The sun has shone across much of England in recent days but, since Thursday, restrictions on flying in our region have meant the skies have been empty of planes.

Thousands of holidaymakers planning to return after an Easter break have been left stranded and have been battling back to the UK via land and sea. The cost to the airline industry, already dragging itself back to its knees after the downturn, and the cost to business as a whole continues to spiral the longer the restrictions continue.

In our sector, the ash cloud has hit a key date in the retail calendar. This year's World Retail Congress, to be held in Berlin, has been postponed due to the flight restrictions. Organisers said this morning (19 April) that they plan to reschedule the event for October.

There has also been concern about the impact the eruption will have on imports of fresh produce into the UK, particularly on the air-freighted shipments of more exotic lines. UK retailers have insisted that, right now, their stock levels are good but they have warned that, should the flight restrictions continue, supplies of some exotic fruit could be compromised.

“If this drags on, we may see some issues with things that come from a little further afield like exotic fruit but until that actually happens, our stock levels are very good,” Asda told us this morning. Should the restrictions continue, retailers could look to stock more UK produce.

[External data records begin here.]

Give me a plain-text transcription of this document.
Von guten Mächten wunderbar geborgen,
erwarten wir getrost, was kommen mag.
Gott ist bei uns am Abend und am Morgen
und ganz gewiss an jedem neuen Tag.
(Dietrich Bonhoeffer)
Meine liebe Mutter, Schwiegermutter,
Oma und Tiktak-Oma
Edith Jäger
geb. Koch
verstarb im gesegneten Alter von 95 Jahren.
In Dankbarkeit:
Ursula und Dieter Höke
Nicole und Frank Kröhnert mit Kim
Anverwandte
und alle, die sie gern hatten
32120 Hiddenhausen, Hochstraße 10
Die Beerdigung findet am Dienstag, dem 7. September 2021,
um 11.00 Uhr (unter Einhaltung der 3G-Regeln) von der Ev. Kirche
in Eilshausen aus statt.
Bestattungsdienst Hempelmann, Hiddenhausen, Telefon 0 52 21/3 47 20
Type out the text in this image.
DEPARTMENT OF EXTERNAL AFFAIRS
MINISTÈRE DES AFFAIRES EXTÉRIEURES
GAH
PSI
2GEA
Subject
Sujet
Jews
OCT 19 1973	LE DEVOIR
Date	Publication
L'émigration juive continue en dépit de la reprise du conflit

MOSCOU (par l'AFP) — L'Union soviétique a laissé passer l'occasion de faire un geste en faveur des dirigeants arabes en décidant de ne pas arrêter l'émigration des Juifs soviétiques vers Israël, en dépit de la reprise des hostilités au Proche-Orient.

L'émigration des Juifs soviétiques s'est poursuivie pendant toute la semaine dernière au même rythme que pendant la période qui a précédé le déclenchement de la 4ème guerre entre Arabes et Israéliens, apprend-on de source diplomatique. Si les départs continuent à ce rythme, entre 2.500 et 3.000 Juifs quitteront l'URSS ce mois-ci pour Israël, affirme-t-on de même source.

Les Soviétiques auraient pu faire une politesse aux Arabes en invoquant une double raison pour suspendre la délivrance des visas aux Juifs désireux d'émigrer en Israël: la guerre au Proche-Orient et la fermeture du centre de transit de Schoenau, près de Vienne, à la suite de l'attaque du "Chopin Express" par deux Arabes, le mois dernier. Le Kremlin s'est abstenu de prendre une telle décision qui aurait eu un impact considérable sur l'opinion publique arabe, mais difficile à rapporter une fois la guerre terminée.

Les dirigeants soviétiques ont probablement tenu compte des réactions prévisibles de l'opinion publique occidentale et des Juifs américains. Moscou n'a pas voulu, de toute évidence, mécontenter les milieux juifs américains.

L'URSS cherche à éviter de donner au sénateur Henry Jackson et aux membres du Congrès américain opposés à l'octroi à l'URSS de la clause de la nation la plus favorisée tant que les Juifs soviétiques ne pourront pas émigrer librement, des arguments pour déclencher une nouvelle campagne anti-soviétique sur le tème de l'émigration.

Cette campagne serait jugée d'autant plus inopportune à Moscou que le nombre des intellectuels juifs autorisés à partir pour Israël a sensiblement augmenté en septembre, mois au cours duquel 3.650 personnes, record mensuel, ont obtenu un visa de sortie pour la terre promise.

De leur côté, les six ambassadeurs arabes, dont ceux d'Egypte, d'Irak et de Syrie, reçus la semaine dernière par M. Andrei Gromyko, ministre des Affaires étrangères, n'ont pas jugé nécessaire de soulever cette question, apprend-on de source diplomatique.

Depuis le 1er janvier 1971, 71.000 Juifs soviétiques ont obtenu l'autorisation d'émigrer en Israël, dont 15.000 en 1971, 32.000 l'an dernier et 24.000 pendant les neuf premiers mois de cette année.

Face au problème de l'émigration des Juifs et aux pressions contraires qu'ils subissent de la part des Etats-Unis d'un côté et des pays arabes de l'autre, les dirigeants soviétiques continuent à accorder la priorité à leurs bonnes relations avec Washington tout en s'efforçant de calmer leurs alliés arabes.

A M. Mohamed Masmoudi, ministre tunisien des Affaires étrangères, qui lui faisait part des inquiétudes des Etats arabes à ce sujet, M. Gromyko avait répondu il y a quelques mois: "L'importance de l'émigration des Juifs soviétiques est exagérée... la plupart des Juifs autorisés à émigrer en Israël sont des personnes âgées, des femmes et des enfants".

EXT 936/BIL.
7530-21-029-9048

Asda, meanwhile, is determined to dispel the clouds surrounding its own business after a poor Christmas and last week's announcement that Andy Bond would step down as CEO. 

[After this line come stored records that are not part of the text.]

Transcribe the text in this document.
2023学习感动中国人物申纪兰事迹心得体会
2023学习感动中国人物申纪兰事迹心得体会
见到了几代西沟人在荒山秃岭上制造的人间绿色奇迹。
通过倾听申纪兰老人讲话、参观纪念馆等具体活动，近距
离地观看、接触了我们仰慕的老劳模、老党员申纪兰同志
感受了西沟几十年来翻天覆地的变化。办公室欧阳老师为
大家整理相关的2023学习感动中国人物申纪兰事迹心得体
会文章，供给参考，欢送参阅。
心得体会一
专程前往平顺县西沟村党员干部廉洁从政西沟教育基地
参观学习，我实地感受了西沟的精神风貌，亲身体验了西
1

Addressing analysts at Asda's HQ on Thursday (15 April), Bond dismissed suggestions that he was pushed by parent company Wal-Mart and then insisted the outlook for the retailer is bright. As part of a programme for expansion, Asda plans to open 100 small supermarkets over the next five years in a bid to become the "clear" number two food retailer in the country. 

Asda's non-food strategy seems to be more aggressive than its grocery programme but, tellingly, the retailer wants to further tap into the way Wal-Mart sources its products globally - which could benefit the UK group's returns, even in a challenging grocery market.

Tomorrow, arch-rival Tesco reports its annual results. Analysts expect Tesco's UK sales and earnings to have grown in what has been a tough year for the business. However, Tesco's international operations, particularly in Asia, are likely to have seen profits accelerate faster than in the UK. 

Nevertheless, there remains questions for Tesco to answer on its international business, not least on how its stores in Ireland have been affected by the recent slump in consumer demand – and on how far its US business Fresh & Easy has progressed to the point where it could break even.